Taking Your Competitor Analysis To The Next Level

Competitor Analysis

02 Feb Taking Your Competitor Analysis To The Next Level

Competition is healthy.

Knowing your company’s competition is healthier.

If you’ve watched an episode of the TV show Shark Tank you know that one of the key factors for entrepreneurs to get an investment in their business is for them to have a solid understanding of their market; and with that, their competition.

Every episode, you’ll hear one of the show’s celebrity investors ask some version of the question, “Tell me about your competitors.” Why? Because knowing your competition means being able to create a game plan for how to surpass them.

This knowledge is paramount in running a successful business, but can sometimes get overlooked amidst other priorities. Don’t make this mistake.

Not only is it important for you to understand what your brand is, it’s important for you to understand where your brand stands, against competitors.

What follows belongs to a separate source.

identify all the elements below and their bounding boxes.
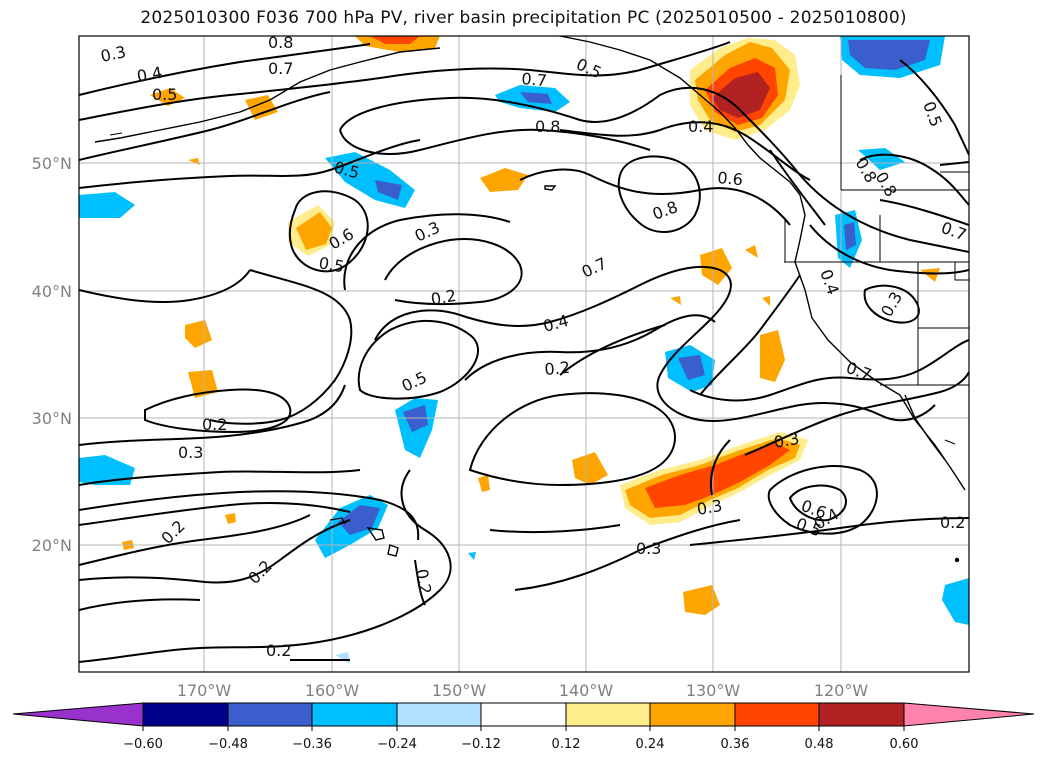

This clear understanding is pivotal for investors looking to invest in your company, and for your business to have a clear path to growth

Competitor analysis is something all successful businesses do, but the starting point might not seem as easy as it sounds. Luckily, it doesn’t take rocket science to do market research, and small steps can result in leaps and bounds in the success of your business.

 

Step 1: Learn to Talk About Your Business

 

If you’re a small business starting out, saying that you’re simply “better” than your competition isn’t going to cut it. Learning the right way to talk about your business is key to taking it to the next level. For instance, do research to find out, not how you’re better, but how you’re different.

When analyzing your competitors, you should be asking yourself these three questions:

1. How are we different? What are you and your competitor’s key differences?

2. How are we similar? What aspects are you both pursuing (and can there be action taken to change them)?

3. How are they better? This can be a bit of an ego punch, but acknowledging that there are certain aspects other companies are doing better, is one of the first steps to surpassing them.

 

Step 2: Become A Marketing Pirate

 

Marketing rules are more like guidelines. Don’t feel like, because something has been done a certain way before, that it’s the only way for your company to do it, now. Even if you feel pressured to follow industry trends or common practices, don’t be afraid to try something new.

The reality of successful businesses is that they risk on marketing, and take chances on what may not work for them. That’s okay. In order to grow, sometimes you have to slip up.

Grow from these moments, and make sure that you’re continuing to risk and learn from them.

Here are some ideas for what to look for when researching your competitors:

1. How do they treat their customers?

2. How is their social media/website/promotional presence?

3. How is the quality of their products or services?

4. What culture are they selling, along with their product?

5. Who are their target customers?

6. What do they prioritize as far as business practice?

7. What is their internal company life like? Who works there? Who owns it?

8. What features do they offer their customers/clients?

9. What are the perceived benefits of what they are selling?

After going through these questions you should have a solid idea of the company you’re looking at. Next step? Creating a plan based off of the information you’ve gathered.

 

Step 3: Create A Strategy From Their Mistakes

 

After taking an evaluation of your competitor’s strategies, products and features, make sure you take time to look over what has worked for them, and what hasn’t? Maybe they have a really great social media presence, but their website isn’t quite up to par. Maybe they have a great product, but there doesn’t seem to be any holistic benefit. Or maybe, while selling the same product, you have a completely different target market.

Find three of your competition’s weaknesses, and then write down how you could improve on them. They don’t need to be huge aspects of their business, just things that set you apart.

Remember, this list probably won’t stay relevant for long, since other companies will also be growing and improving. In fact, as your company evolves, your competition might change completely. These are great reasons why it’s important for you to make analyzing your competition something you do continuously.

Gaining access to marketing and competitor knowledge takes time and effort, but it’s well worth the payout. The good news is, doing this research can become second nature to you. Taking mental notes of the marketing efforts of similar companies and brands can be one of the most helpful parts of your journey to gather competitor knowledge.

Now that you’re equipped with the questions to ask, don’t be afraid to build your brand off of the knowledge you’ve receive. Running a business is a lot of work in itself, make things a little less complicated by learning from those around you—whether it’s what to do, or what not to do.